Pumpkin Concierge
What do you suppose might be some signs of a society going soft? Might one of them be paying $1,400.00 for someone to place some pumpkins on your porch, along with a bale of hay or two?
Walking through the neighborhood the other day, I noticed a sign on a lawn that said Penn Pumpkin Concierge Pumpkin Delivery and Design. Looking up to the porch, I saw a few pumpkins by the front door. You know. Like if you went to a local nursery, or supermarket, or Lowe’s yourself and bought a few pumpkins and placed them by your front door.
It looked nothing out of the ordinary. Nothing at all like some Pumpkin design guru with a degree in Pumpkinology or who apprenticed for years under a Master Pumpkinologist Designer was at work. I mean, if you are calling in the specialists, I would expect some jaw dropping, spectacular display of pumpkins.
Intrigued, I googled the company when I got home.
Their site encourages you to:
“Make Your Porch Pop This Fall. Elegant, seasonal pumpkin displays delivered and arranged to welcome autumn style.”
The cheapest package, a Touch of Fall, starts at $250.00-$400.00. It tops out at their Pumpkin Palooza package which goes for $1,225.00 to $1400.00
Your Touch of Fall will set you back more than a touch. What does one get for it?
It reads:
“Add a sprinkle of autumn charm to your home. With their adorable sizes and vibrant colors, these little beauties bring the essence of fall into any space without overwhelming your décor. Ideal for those who appreciate the subtle touch of seasonal spirit.”

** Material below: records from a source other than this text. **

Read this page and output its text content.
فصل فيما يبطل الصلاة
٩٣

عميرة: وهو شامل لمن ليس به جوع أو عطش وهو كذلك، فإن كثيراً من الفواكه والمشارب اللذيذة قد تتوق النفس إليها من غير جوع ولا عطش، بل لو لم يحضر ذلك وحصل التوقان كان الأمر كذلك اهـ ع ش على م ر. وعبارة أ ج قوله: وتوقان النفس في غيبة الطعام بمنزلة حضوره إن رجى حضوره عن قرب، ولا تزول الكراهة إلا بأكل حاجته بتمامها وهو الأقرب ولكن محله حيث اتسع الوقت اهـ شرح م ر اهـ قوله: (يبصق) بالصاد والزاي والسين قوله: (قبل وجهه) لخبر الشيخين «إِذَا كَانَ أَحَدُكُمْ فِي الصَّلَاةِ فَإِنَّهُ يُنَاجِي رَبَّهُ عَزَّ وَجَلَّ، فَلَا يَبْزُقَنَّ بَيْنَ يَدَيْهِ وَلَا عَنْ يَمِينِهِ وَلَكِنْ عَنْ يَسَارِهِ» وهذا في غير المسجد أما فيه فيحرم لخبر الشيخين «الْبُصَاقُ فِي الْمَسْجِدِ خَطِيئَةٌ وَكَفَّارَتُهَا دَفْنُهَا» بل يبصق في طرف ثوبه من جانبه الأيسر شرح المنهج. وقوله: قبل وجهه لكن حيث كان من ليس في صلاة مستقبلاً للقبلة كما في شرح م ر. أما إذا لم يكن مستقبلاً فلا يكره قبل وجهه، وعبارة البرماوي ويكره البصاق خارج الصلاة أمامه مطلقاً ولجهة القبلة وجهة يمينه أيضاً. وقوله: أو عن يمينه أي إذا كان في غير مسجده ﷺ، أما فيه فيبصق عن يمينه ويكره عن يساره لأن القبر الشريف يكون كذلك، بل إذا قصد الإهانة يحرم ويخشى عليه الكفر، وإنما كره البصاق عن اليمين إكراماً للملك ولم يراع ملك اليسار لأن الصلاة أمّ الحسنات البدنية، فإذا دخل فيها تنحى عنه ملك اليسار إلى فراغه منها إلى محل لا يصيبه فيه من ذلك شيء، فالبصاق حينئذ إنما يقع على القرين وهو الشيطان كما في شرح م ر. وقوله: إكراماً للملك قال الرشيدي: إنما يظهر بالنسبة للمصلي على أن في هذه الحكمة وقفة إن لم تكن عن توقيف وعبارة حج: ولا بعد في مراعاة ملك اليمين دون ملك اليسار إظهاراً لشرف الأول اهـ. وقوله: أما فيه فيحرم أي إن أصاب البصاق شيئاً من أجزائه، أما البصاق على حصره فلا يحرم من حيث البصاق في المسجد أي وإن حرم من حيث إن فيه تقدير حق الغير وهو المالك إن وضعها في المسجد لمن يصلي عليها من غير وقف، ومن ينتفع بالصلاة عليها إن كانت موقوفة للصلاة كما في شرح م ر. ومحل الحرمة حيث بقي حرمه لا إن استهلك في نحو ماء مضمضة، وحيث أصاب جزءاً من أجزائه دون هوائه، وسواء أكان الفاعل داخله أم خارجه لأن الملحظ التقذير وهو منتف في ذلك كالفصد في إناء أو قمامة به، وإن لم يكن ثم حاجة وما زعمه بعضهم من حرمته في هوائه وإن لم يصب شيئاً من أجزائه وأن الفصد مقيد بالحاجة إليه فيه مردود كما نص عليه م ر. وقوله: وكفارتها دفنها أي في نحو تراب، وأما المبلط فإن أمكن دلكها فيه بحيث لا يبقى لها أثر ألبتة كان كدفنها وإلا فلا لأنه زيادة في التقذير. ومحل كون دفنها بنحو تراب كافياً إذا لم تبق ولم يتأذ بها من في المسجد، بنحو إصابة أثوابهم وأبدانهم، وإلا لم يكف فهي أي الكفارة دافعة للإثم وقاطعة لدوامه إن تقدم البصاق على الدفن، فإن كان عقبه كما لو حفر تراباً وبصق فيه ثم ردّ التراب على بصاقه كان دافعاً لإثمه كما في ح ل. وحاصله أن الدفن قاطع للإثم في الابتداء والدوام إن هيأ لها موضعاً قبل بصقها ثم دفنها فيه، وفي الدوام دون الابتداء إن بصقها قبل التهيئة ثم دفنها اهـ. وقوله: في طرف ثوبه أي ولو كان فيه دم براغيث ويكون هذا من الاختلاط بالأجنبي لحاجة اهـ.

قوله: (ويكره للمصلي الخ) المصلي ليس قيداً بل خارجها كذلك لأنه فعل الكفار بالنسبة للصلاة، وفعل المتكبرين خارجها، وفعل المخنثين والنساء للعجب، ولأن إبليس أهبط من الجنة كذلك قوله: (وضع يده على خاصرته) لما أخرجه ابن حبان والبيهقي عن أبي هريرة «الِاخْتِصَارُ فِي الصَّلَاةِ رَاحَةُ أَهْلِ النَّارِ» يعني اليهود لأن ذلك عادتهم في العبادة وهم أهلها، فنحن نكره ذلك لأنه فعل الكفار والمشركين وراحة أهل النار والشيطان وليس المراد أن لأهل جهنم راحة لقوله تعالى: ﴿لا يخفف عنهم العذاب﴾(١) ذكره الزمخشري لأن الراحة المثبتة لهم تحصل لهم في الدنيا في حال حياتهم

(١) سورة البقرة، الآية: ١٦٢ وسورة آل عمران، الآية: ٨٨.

Hmm, some code words there. Adorable sizes (small), essence of fall (bare minimum), without overwhelming your décor (bare minimum), and subtle touch (again, bare minimum). Seems like a lot of money to me for a bare minimum fall expression.
Reading on I see that for my $250.00 to $400.00 I get 4 large, 4 medium, 10 Pie Pumpkins, 4 specialty White Ghosts. They don’t really distinguish the difference between the $250 vs the $400 package.
They throw in some mini pumpkins and gourds with all packages. How generous of them.
And the picture they show you to illustrate this package? Pumpkins that are just kind of plopped there, on either side of the front door. If you have steps, they place them on the steps. I kid you not. My one year old granddaughter could have accomplished the same effect.
So what do you get for your $1400.00 Pumpkin Palooza? It’s got to be grand, no?
First of all, the picture? It looks like some Jolly Orange Pumpkin Giant vomited pumpkins on your doorstep. Just mounds of pumpkins. Willy nilly mounds of pumpkins. Where’s the artful design?
Here’s the description:
“Our biggest and grandest porch display (code: you are going to pay a lot of money). Perfect for very large porches or someone looking to add a touch of pumpkin flair to multiple locations (code: you must be rich and have a big house because who ever heard of a small house having a very large porch and also big if you have multiple locations).”
Here’s what you get:
2 Grand Prize Pumpkins (code: cha-ching), 10 Large, 8 Medium, 18 Pie Pumpkins, 14 specialty White Ghosts, and wait for it…2-3 Hale Bays.
And these pumpkins? They are just pumpkins. No carvings. No special hand painting designs on them. Just. Pumpkins.
Do you know what Walmart is selling pumpkins for? $3.97 for a regular one. $2.96 for the Pie ones. $3.28 for a 5 count of mini ones. Hay bales run from $5 to $10. Let’s do the math here….well, heck, we don’t really have to do the math here to know you don’t need to spend $400.00 for a Touch of Fall or $1400 for a Pumpkin Palooza. That you can do it yourself, for waaaaayyyyy less. And it’s not like you are getting any special design service. You really are just overpaying for pumpkins. Just so you don’t have to buy them yourself and to have it done for you.
So where does that leave us? (Haha, “leave” us, seasonal pun not intended). It brings us back to the start of this blog and the question posed about possible signs that we have gone soft as a society. Soft, and rich? If you’ve got the money, and you don’t have the time or inclination to go to Walmart to buy a few pumpkins and place them on your porch, or have your one year old do it for you to the same effect, then you can pay a premium for that service. It’s all about the decisions we make with whatever disposable income we have on hand.
Me? Even if I had the money, suffice it to say, there would be no Pumpkin Concierge sign going up on my lawn. I will keep providing that Pop of Fall myself. Heck, I actually am closer to the Palooza because I usually also include some corn stalks in my display, along with some mums, and a bale of hale. But anyway, no need to outsource it at exorbitant cost.
My disposable income? Expensive pepperoni pizza at Maple Glen, Super Soft Charmin toilet paper, and Puffs Plus tissues in the square box, not the rectangle one. Ah. Now that’s living life large.